Control of the fund has been one of the major sticking points dividing the developed and the developing countries at the climate change conference.

Antonio Hill, a climate change policy advisor to the UK-based development agency, Oxfam, explained the developing countries' objections: "[GEF] operates on the one-dollar, one-vote principle - like the World Bank, where the developed countries are in control."

Nasimul Haque, Communication Expert of the climate-change cell of Bangladesh's Comprehensive Disaster Management Programme, commented, "LDCs are extremely upset [over the decision], as we [LDCs] would have liked to have at least 50 percent representation on the board - we should decide what we need to do with our money, which we need now."

He accused the GEF of dragging its feet in handing out money to the LDCs in the past. "Bangladesh and other LDCs, like Kenya, have been suffering from weather-related extreme events every year; the developed world has to realise the urgency of the situation."

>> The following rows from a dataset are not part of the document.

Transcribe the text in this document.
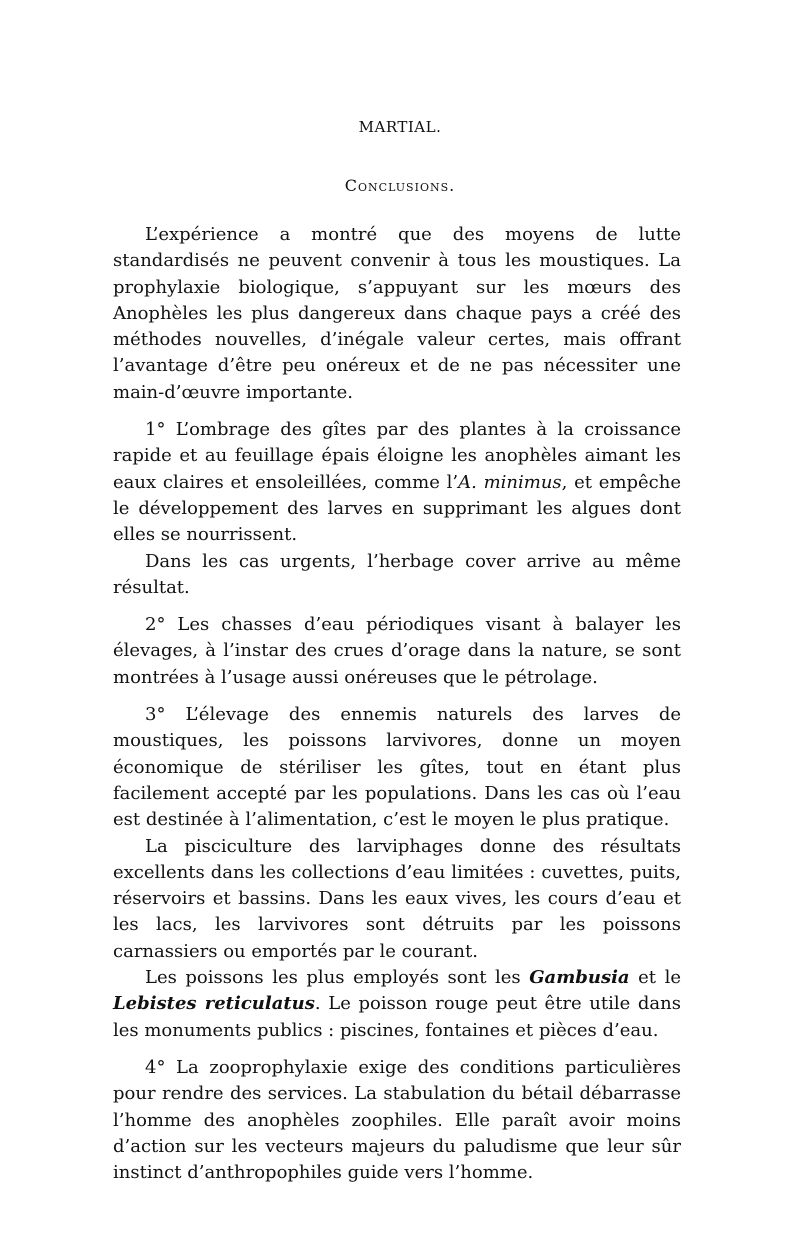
MARTIAL.
Conclusions.

L’expérience a montré que des moyens de lutte standardisés ne peuvent convenir à tous les moustiques. La prophylaxie biologique, s’appuyant sur les mœurs des Anophèles les plus dangereux dans chaque pays a créé des méthodes nouvelles, d’inégale valeur certes, mais offrant l’avantage d’être peu onéreux et de ne pas nécessiter une main-d’œuvre importante.

1° L’ombrage des gîtes par des plantes à la croissance rapide et au feuillage épais éloigne les anophèles aimant les eaux claires et ensoleillées, comme l’A. minimus, et empêche le développement des larves en supprimant les algues dont elles se nourrissent.

Dans les cas urgents, l’herbage cover arrive au même résultat.

2° Les chasses d’eau périodiques visant à balayer les élevages, à l’instar des crues d’orage dans la nature, se sont montrées à l’usage aussi onéreuses que le pétrolage.

3° L’élevage des ennemis naturels des larves de moustiques, les poissons larvivores, donne un moyen économique de stériliser les gîtes, tout en étant plus facilement accepté par les populations. Dans les cas où l’eau est destinée à l’alimentation, c’est le moyen le plus pratique.

La pisciculture des larviphages donne des résultats excellents dans les collections d’eau limitées : cuvettes, puits, réservoirs et bassins. Dans les eaux vives, les cours d’eau et les lacs, les larvivores sont détruits par les poissons carnassiers ou emportés par le courant.

Les poissons les plus employés sont les Gambusia et le Lebistes reticulatus. Le poisson rouge peut être utile dans les monuments publics : piscines, fontaines et pièces d’eau.

4° La zooprophylaxie exige des conditions particulières pour rendre des services. La stabulation du bétail débarrasse l’homme des anophèles zoophiles. Elle paraît avoir moins d’action sur les vecteurs majeurs du paludisme que leur sûr instinct d’anthropophiles guide vers l’homme.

Bangladesh serves as the LDC secretariat. "The GEF, which also controls the Least Developed Countries Fund (LDCF), operates the funds like any organisation would handle donations. What it has to realise is that the money being pledged to the fund is our [the LDCs'] right; we are paying the price for the luxuries citizens of the developed world have been indulging in," Haque said.

Historic emissions amount to around 1,100 tonnes of carbon dioxide per capita for Britain and America, compared with Bangladesh's 0.14 tonnes per capita, one of the lowest in the world.